Previous studies have shown that mRNA may affect the proliferation of cervical cancer cells through immune infiltrating cells[33]. Zhao et al. demonstrated that the INHBA gene is a prognostic biomarker and correlated with immune cell infiltration in cervical cancer [34]. In our study, neutrophils were positively correlated with the EREG gene and the HOPX gene, but negatively correlated with the SYNGR3 gene, which is consistent with our previous analysis of prognosis. Therefore, we speculate that the hub gene may affect the pathophysiology and prognosis of cervical cancer through neutrophils.
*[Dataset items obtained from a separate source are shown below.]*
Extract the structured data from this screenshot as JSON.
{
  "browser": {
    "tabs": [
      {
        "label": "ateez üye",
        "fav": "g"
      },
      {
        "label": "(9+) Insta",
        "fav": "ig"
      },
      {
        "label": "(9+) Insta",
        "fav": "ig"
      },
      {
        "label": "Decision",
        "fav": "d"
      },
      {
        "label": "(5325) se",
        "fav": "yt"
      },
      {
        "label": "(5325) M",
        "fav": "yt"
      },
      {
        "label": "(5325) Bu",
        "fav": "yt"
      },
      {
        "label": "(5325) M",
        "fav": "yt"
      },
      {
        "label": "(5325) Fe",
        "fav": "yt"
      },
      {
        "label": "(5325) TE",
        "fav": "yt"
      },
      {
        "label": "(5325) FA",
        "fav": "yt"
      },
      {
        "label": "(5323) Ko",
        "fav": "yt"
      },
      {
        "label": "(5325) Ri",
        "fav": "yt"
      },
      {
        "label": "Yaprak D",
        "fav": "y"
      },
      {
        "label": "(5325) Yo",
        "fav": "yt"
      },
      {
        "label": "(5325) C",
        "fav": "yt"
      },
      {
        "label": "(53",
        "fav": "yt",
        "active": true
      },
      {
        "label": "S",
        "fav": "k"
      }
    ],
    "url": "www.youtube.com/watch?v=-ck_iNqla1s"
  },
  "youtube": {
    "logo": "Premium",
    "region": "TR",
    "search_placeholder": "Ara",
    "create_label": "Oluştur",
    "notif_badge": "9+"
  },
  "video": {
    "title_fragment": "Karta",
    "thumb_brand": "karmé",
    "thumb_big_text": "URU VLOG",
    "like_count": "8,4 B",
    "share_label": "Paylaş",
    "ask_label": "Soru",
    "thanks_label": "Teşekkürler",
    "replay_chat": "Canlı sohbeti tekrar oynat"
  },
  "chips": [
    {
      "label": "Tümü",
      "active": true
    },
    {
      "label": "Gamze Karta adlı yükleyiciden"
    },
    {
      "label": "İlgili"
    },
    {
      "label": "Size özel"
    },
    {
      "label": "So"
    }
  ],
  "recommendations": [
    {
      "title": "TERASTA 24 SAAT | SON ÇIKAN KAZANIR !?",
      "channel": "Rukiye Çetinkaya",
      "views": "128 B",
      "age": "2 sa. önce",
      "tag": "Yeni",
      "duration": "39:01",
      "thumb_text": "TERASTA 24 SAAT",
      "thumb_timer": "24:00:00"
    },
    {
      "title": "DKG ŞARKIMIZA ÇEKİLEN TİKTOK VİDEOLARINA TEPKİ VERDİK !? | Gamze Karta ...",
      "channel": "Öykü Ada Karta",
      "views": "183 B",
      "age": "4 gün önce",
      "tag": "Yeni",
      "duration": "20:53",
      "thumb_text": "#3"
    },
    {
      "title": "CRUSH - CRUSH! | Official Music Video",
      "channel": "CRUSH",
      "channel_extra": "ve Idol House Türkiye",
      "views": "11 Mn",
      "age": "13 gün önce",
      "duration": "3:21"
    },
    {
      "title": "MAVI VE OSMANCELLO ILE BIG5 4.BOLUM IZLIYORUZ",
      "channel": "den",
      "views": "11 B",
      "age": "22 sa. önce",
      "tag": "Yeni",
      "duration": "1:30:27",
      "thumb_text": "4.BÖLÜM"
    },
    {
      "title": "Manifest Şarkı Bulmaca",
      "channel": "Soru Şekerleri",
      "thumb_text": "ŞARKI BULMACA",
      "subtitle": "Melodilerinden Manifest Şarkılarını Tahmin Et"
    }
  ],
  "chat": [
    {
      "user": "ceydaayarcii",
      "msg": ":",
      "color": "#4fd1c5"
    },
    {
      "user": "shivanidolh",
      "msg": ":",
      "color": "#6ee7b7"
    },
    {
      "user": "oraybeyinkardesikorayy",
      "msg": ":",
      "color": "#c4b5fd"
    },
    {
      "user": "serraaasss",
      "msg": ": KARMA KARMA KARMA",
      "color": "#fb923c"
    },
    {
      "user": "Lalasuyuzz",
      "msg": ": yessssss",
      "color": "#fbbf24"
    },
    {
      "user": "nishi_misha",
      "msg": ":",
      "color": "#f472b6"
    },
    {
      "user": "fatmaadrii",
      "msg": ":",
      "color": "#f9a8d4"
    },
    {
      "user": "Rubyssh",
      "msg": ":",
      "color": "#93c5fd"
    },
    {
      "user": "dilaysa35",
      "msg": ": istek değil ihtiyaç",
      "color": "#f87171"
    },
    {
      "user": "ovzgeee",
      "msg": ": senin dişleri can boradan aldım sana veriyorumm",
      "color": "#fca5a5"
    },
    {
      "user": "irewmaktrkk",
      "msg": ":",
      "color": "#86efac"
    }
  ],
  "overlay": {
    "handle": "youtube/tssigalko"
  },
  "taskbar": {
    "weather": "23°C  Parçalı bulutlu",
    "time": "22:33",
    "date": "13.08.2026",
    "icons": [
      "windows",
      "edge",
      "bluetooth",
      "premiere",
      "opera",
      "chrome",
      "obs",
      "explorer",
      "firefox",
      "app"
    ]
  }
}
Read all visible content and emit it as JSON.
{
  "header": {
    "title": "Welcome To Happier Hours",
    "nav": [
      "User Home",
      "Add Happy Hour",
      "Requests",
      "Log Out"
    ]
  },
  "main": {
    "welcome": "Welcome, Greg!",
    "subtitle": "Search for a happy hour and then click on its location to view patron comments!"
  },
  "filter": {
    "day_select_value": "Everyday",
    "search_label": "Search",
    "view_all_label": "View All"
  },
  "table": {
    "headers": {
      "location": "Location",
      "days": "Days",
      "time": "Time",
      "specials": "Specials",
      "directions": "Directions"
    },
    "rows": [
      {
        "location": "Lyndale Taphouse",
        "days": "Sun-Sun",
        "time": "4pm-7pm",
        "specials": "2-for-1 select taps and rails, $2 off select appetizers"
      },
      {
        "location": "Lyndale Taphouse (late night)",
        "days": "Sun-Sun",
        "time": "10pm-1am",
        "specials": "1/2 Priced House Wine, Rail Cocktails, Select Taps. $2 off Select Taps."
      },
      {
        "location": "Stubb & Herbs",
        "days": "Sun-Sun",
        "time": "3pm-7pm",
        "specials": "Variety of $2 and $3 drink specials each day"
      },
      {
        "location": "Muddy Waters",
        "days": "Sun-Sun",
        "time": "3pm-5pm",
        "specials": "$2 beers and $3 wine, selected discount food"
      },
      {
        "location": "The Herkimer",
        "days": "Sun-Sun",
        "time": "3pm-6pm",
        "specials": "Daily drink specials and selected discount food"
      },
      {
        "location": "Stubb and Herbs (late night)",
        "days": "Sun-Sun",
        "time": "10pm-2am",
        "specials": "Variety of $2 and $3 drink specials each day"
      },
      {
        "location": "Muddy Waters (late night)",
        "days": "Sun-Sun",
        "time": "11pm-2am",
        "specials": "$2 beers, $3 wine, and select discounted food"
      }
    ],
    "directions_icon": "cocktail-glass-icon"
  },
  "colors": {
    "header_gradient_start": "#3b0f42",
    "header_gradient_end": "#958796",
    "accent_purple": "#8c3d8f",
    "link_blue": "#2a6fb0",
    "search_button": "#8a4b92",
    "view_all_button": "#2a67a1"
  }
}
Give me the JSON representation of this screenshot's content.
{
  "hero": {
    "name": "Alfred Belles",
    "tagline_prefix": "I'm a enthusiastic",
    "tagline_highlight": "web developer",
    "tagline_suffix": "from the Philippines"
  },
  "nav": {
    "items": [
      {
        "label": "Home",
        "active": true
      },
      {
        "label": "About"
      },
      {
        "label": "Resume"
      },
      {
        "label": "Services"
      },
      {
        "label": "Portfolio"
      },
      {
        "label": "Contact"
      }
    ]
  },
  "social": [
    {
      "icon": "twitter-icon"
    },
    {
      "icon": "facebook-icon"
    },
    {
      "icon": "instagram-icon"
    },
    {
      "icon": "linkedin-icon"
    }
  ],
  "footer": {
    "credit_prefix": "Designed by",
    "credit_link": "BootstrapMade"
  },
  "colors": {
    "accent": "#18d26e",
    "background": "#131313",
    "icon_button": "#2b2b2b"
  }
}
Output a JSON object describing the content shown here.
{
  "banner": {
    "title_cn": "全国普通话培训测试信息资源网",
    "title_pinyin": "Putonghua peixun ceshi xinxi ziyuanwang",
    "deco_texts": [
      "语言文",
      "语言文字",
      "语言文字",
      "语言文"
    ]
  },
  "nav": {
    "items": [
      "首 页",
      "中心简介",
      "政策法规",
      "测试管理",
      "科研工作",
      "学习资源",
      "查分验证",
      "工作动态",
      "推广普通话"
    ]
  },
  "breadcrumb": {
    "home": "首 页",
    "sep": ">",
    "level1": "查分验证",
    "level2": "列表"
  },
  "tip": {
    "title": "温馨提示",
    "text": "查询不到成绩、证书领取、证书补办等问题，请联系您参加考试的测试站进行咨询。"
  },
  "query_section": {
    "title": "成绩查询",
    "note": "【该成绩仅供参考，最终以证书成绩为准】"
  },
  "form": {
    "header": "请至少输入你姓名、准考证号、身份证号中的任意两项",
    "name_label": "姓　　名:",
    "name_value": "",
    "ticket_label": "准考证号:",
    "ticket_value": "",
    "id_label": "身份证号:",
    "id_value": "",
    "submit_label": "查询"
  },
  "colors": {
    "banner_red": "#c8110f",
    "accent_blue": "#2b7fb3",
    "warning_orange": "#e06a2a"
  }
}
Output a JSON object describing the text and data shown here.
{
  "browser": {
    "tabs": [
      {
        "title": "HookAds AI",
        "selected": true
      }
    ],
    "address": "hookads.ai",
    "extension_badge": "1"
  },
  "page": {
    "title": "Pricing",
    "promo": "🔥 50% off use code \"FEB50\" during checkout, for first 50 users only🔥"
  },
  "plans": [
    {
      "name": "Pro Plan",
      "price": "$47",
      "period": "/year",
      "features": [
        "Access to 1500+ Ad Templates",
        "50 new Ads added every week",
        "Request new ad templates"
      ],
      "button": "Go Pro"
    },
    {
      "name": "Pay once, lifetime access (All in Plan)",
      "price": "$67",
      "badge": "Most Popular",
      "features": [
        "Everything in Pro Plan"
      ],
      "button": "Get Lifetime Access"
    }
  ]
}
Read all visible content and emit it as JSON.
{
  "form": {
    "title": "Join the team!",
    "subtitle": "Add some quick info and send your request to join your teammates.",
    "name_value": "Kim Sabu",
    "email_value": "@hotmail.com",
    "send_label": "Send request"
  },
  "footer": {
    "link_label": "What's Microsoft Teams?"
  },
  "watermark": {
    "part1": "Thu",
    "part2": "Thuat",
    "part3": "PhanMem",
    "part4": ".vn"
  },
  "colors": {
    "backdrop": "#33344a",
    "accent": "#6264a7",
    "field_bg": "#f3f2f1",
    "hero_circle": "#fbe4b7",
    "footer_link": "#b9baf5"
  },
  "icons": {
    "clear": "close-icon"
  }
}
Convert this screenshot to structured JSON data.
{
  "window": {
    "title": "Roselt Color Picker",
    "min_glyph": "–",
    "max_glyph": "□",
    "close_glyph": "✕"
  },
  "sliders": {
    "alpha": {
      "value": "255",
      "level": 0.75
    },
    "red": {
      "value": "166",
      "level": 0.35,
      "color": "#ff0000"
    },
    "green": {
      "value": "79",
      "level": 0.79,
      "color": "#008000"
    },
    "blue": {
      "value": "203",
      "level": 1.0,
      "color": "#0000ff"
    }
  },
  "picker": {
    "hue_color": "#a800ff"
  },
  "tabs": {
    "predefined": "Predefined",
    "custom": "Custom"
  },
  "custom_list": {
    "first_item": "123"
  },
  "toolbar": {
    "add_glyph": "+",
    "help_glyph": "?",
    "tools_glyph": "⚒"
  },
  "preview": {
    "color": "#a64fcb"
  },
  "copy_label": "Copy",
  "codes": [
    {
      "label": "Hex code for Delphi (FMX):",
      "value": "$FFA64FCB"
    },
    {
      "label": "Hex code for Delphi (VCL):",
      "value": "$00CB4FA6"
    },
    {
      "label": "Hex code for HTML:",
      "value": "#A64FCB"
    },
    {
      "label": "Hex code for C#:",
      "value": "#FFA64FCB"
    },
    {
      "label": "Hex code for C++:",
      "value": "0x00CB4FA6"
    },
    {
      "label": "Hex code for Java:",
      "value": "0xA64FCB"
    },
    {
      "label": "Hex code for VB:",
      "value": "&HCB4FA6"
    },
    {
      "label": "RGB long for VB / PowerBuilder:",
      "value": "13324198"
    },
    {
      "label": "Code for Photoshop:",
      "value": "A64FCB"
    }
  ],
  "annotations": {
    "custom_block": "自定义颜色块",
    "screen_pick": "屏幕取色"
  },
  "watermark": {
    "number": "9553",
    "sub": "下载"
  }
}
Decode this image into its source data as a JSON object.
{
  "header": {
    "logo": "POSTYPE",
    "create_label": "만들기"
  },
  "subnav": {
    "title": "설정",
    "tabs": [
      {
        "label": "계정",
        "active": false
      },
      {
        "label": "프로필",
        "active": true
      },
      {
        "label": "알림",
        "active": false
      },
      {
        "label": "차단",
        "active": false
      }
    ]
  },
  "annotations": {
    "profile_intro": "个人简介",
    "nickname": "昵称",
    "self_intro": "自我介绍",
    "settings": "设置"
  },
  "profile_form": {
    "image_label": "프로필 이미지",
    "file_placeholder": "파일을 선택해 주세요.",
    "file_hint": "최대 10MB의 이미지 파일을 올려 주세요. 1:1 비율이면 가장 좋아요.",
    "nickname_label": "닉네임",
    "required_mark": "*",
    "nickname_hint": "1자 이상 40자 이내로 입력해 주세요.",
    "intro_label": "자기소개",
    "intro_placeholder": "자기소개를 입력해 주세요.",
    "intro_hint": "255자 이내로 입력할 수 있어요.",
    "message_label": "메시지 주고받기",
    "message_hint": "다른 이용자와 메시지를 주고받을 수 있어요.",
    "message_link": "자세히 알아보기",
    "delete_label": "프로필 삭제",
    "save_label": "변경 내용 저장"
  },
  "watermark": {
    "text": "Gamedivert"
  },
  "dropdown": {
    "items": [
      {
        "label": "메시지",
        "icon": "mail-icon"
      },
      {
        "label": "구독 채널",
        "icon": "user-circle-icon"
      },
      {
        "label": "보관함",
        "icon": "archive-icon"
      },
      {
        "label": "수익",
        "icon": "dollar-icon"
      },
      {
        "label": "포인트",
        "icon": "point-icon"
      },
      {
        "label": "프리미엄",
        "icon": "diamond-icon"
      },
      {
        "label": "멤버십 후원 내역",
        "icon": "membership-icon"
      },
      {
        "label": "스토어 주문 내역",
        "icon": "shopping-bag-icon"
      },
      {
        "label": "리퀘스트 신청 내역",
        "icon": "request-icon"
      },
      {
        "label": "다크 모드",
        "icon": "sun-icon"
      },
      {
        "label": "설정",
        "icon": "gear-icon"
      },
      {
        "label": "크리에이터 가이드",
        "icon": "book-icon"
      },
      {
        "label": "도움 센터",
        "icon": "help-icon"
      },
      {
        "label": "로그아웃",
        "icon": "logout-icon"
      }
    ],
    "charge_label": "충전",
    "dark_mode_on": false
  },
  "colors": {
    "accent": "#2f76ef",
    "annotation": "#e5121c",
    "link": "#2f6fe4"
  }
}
The innovation of our study is that the results are based not only on the data obtained from the GEO database, but also on subsequent bioinformatics analysis (circRNA-associated ceRNA network), which also combines the source data of TCGA, including a large number of samples and detailed information related to prognosis. At the same time, our research also has some deficiencies. It lacks detailed data for long-term follow-up to check the mRNAs that predict prognosis. However, our research indirectly proves that these key RNAs may affect the progression of cervical carcinoma and provides a good foundation for further research.